# Chaos with a twist



## Micklez (Nov 22, 2008)

Hey guys

Ive been a bit reluctent to put these up for a few reasons (such as there nowhere near comparison of the work up here and that its very contrivertial fluff wise (involving the validity of certain canon). Can i ask that any complaints with the fluff be taken up in the Fluff section (linky). Also, some of these sketches are copies of original work (they will be marked with a '*') that i have slightly copied and twisted.

Fighty Sister Superior-Aspiring Champion(*)









Shooty Sister Superior-Aspiring Champion(*)










Sister Repentia-Chosen or Possessed









Possible Lesser Deamon











Im working on more


----------



## juddski (Nov 3, 2008)

you've got nips showing :scare:..sorry ,i'm having a silly half hour....

what really matters is that you enjoy what you do ,practice makes perfect ,your lines are a bit to stiff ,have you thought about maybe doing marines instead?..try and work to your streghts sort of thing?.. 
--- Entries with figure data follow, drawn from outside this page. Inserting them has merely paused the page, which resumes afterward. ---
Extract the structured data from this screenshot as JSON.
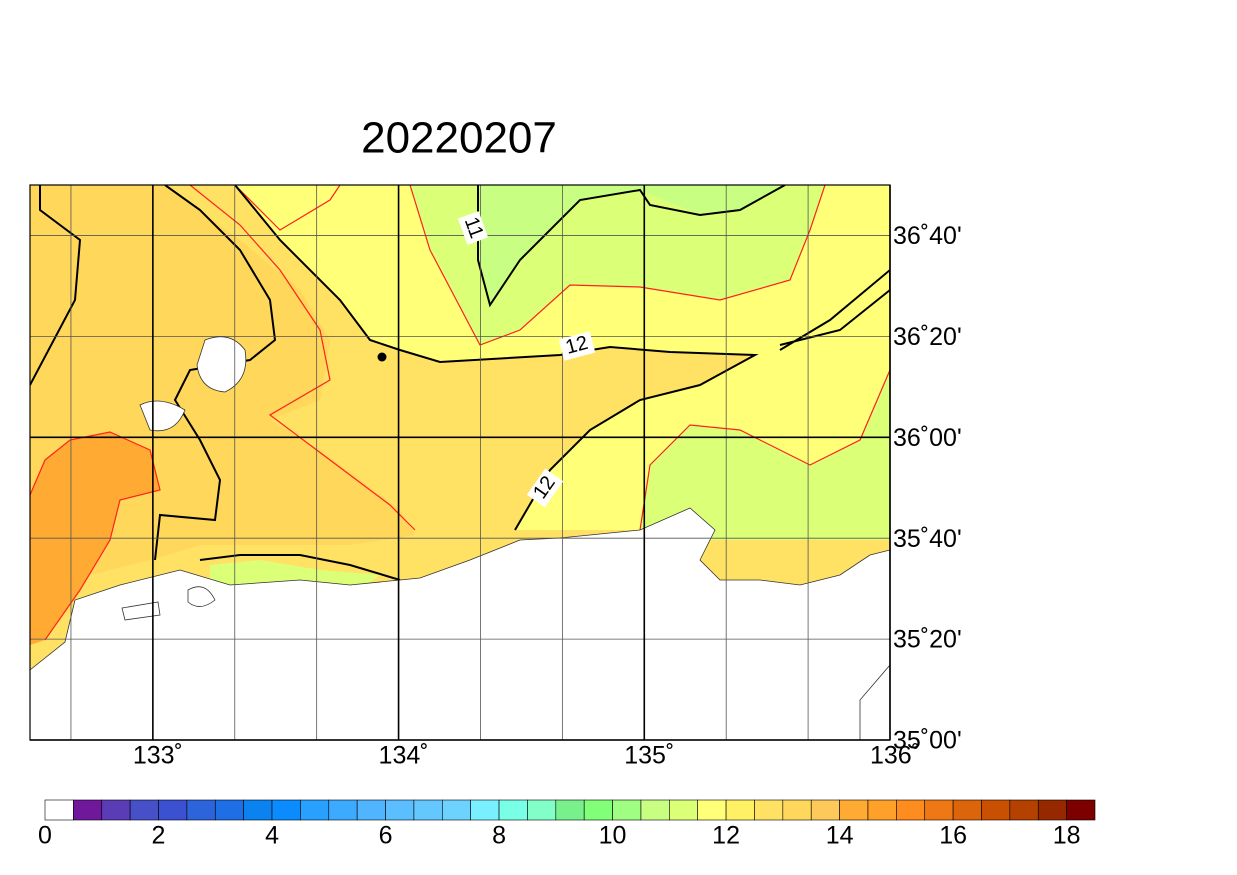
{
  "title": "20220207",
  "map": {
    "xlim": [
      132.5,
      136
    ],
    "ylim": [
      35,
      36.8333
    ],
    "xticks": [
      {
        "value": 133,
        "label": "133˚"
      },
      {
        "value": 134,
        "label": "134˚"
      },
      {
        "value": 135,
        "label": "135˚"
      },
      {
        "value": 136,
        "label": "136˚"
      }
    ],
    "yticks": [
      {
        "value": 35,
        "label": "35˚00'"
      },
      {
        "value": 35.3333,
        "label": "35˚20'"
      },
      {
        "value": 35.6667,
        "label": "35˚40'"
      },
      {
        "value": 36,
        "label": "36˚00'"
      },
      {
        "value": 36.3333,
        "label": "36˚20'"
      },
      {
        "value": 36.6667,
        "label": "36˚40'"
      }
    ],
    "grid": true
  },
  "colorbar": {
    "levels": [
      0,
      0.5,
      1,
      1.5,
      2,
      2.5,
      3,
      3.5,
      4,
      4.5,
      5,
      5.5,
      6,
      6.5,
      7,
      7.5,
      8,
      8.5,
      9,
      9.5,
      10,
      10.5,
      11,
      11.5,
      12,
      12.5,
      13,
      13.5,
      14,
      14.5,
      15,
      15.5,
      16,
      16.5,
      17,
      17.5,
      18
    ],
    "colors": [
      "#ffffff",
      "#70189c",
      "#5a3cb4",
      "#4850c8",
      "#3c50d2",
      "#2d64dc",
      "#1e6ee6",
      "#0a82f0",
      "#0a8cff",
      "#28a0ff",
      "#3caaff",
      "#50b4ff",
      "#5abeff",
      "#64c8ff",
      "#6ed2ff",
      "#78f0ff",
      "#78ffe6",
      "#82ffc8",
      "#78f08c",
      "#82ff78",
      "#a0ff82",
      "#c8ff82",
      "#dcff78",
      "#ffff78",
      "#fff064",
      "#ffe164",
      "#ffd75a",
      "#ffc85a",
      "#ffaa32",
      "#ffa028",
      "#ff8c1e",
      "#f07814",
      "#dc640a",
      "#c85000",
      "#b44100",
      "#962800",
      "#7d0000"
    ],
    "ticks": [
      0,
      2,
      4,
      6,
      8,
      10,
      12,
      14,
      16,
      18
    ]
  },
  "contour_labels": [
    11,
    12,
    12
  ]
}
keep up the good work micklez


----------



## Micklez (Nov 22, 2008)

juddski said:


> you've got nips showing :scare:


so immature :laugh:



juddski said:


> what really matters is that you enjoy what you do ,practice makes perfect ,your lines are a bit to stiff ,have you thought about maybe doing marines instead?..try and work to your streghts sort of thing?..
> 
> keep up the good work micklez


cheers for the advice, might go back to marines, these were just some concept sketches for my new project. thx for the advice.


----------



## yanlou (Aug 17, 2008)

interesting start, as said above your line work is abit stiff, try doing lighter line work also try and be more fluid with your drawing, if you need to as an exercise try drawing very quick very sketch like circles, as it helps to loosen your hand making it easier to draw, usually works for me when im abit stiff, also as said pratice makes perfect.
i look foward to seeing more :grin:


----------